According to Marge Steiner, who attended the demonstration, “This bypass widening is an ill-conceived idea. I’m a visually impaired person (VIP), and I don’t feel safe crossing the bypass now. I don’t think they’re taking into account pedestrians, especially VIPs. … People like me are totally forgotten in this whole thing. All bicyclists and pedestrians are being ignored.”
“In a time of global warming,” she continued, “we should be getting away from oil dependence, and this is precisely the wrong approach. … I don’t think this is the right direction to go if we’re thinking of quality of life. We need better public transportation, sidewalks and bicycle lanes [plus] walkable communities. If you’re in your car all the time and there are no sidewalks, you can’t interact with your neighbors.”
"We need public mass transportation." - Ann Kreilkamp
“In a walkable community,” Steiner concluded, “you can build community if you can be in verbal and visual contact with your neighbors.”
This was the latest protest against the current highway expansion design in an attempt to revise and improve it. According to a co-organizer of the protest, Ann Kreilkamp, this demonstration was the third in three weeks. The first, she said, had only three people; the second had six. She was gratified that so many joined for the third protest. She pointed out that “the project had been in the works for 20 years, and the last public comment period was 10 years ago.”
Kreilkamp attended a three-day meeting called by City Council Member Steve Volan and said the group had come up with a plan consistent with the one Bloomington Transportation for People (B-TOP), a local citizens’ organization, described in its recent report, Bypassing Good Judgment.

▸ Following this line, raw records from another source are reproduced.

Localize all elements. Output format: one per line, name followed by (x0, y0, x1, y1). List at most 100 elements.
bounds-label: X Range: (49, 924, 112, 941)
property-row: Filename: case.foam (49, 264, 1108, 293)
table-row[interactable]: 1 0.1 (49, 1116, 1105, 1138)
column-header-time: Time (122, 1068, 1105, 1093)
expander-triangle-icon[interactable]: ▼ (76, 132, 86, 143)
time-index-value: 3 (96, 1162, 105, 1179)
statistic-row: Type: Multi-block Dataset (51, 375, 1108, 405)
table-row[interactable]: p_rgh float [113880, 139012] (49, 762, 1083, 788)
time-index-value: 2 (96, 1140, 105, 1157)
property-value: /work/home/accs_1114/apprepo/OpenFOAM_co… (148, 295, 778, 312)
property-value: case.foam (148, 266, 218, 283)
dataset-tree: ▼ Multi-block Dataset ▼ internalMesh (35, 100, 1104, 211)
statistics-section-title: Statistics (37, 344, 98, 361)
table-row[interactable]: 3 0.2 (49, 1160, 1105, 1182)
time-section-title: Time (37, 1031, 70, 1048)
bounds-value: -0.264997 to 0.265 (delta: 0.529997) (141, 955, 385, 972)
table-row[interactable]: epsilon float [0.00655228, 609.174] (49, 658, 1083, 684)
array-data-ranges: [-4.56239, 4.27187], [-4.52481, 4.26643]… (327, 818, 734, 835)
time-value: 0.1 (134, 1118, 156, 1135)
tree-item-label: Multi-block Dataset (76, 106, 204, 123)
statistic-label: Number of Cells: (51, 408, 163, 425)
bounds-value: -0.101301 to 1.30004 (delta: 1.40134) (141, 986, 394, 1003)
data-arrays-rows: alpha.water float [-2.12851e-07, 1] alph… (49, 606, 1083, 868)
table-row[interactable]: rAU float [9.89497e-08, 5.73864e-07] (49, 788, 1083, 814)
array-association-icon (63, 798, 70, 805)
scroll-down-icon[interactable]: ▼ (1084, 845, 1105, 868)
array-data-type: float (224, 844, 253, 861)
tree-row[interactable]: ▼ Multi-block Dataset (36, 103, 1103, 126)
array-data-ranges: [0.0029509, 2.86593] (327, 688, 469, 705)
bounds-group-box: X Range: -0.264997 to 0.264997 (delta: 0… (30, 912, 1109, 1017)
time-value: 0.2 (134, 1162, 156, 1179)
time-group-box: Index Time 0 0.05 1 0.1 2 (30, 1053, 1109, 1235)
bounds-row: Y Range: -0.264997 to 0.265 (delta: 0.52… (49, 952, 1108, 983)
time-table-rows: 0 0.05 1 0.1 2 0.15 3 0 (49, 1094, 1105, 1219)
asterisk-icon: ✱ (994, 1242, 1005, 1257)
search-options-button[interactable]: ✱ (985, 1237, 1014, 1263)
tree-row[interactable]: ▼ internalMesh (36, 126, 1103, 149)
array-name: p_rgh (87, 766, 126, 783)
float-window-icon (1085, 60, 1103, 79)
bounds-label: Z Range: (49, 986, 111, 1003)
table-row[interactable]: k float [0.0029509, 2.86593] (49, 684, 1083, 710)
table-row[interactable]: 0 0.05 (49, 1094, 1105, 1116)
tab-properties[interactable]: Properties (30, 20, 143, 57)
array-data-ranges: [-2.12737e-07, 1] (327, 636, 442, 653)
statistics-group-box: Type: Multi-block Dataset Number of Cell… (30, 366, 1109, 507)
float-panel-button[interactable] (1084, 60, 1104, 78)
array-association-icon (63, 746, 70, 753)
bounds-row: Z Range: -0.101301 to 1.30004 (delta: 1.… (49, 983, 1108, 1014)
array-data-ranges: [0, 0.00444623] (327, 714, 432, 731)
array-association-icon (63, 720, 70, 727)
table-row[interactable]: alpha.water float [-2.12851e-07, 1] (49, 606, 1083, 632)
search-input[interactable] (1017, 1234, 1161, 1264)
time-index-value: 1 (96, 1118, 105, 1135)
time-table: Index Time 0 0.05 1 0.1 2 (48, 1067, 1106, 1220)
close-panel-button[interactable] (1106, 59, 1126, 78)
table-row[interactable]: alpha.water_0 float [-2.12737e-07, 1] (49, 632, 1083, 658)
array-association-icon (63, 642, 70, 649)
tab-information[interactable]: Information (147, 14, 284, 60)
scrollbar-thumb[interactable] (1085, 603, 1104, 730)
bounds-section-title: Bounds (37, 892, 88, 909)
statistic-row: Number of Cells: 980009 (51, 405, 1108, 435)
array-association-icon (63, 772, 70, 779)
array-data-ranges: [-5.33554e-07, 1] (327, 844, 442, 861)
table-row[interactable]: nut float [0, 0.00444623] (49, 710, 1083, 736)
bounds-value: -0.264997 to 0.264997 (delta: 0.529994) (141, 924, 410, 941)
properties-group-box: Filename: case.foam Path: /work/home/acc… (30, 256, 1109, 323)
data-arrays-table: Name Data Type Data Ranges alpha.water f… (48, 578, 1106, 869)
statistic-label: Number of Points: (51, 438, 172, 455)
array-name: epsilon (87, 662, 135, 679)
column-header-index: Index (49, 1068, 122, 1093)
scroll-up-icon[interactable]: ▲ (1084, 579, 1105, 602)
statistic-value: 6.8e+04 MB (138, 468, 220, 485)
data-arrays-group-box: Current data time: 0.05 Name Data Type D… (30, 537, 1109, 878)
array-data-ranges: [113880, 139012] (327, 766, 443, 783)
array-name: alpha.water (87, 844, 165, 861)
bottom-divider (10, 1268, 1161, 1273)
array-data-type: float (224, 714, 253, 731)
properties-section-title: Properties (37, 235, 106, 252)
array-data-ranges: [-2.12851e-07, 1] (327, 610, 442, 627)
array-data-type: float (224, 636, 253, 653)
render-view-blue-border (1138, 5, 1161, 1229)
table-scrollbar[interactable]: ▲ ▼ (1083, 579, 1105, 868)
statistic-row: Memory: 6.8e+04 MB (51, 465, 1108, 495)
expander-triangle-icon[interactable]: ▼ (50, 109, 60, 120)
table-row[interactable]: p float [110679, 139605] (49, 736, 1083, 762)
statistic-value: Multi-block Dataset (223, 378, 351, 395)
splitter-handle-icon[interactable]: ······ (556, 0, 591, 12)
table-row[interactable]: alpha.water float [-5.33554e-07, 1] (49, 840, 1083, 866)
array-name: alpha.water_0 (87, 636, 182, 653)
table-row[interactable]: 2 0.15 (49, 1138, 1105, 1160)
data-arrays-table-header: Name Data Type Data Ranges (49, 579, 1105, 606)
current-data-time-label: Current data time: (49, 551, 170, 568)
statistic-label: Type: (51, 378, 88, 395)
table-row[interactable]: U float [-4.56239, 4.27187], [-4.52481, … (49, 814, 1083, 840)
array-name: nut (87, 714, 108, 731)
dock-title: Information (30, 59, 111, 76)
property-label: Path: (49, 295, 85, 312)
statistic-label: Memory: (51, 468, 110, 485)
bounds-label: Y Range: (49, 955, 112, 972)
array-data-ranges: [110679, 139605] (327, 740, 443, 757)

As long-time activist Deborah Robinson put it, the current design is an “old vision” and “old model.” Going through with the old design, which doesn’t meet our present and future needs, makes no sense, she said. “We need public mass transportation,” she said, like the trolleys she rode as a child in Kansas City.
Ian Martin said, “I’m here for the people, man,” referring to two friends who attended the demo and encouraged him to join them. “I believe in standing up for what’s right,” he continued. He just moved to Bloomington from Indianapolis and said the town is “perfect the way it is.” He sees this kind of construction in Indianapolis all the time, and it makes him angry.
In a flyer they passed out at the protest, the organizers made eight points the public should know about the Bypass project:
"In a walkable community, you can build community if you can be in verbal and visual contact with your neighbors." - Marge Steiner
1. If the excessive expansion of the bypass is modified, the
savings would be large, $8 million vs. $24 million.
2. The current plan is to greatly widen the three miles of road between North Walnut Street and East Third Street. “This is counter to community goals of increasing walking, biking and transit.”
3. If the currrent plan is carried out, the “road will be a safety threat and a barrier for people who are walking and biking because of the greatly increased width (in some places 120 feet to cross!) and a design speed of 70 miles per hour.”
4. Both the city council and mayor have spoken out against the present design.
5. INDOT has designed a high-speed highway for twice the current traffic: the traffic has amounted to 25,000 or fewer trips per day for the last 15 years. “This expansion is not needed, is a waste of taxpayer money and a horrible thing to live next to!”
6. The design is outmoded. “INDOT’s high-speed design was first conceived 20 years ago, when the area was rural. Now the bypass is within an urban area, completely contained in Bloomington City limits, surrounded by homes, churches, IU campus.” INDOT has refused to re-evaluate the design.
7. INDOT hasn’t analyzed the current traffic situation and how problems with traffic flow could be addressed in a way that’s responsive to the community’s wishes. In Bypassing Good Judgment, B-TOP evaluated the design. “B-TOP found that problems with the road and traffic can be solved at one-third cost, without ruining the urban environment, hurting property values, or cutting down the approx. Five hundred trees marked for removal.”
8. Replacing the tree canopy with asphalt between Fee Lane and 10th Street “will destroy the beauty of the corridor, will take away the noise/sight buffer for IU housing, increase temperatures and create problems with water runoff.”
The organizers suggest calling Gov. Daniels (317.232.4567, fax 317.283.1201), INDOT Commissioner Michael Cline (317-232-5525), U.S. representative Baron Hill (336-3000), State Representative Matt Pierce (800.382.9842) and State Senator Vi Simpson (800.382.9467).
The protestors held a similar demonstration on Friday the 27th and plan to switch to other tactics afterwards.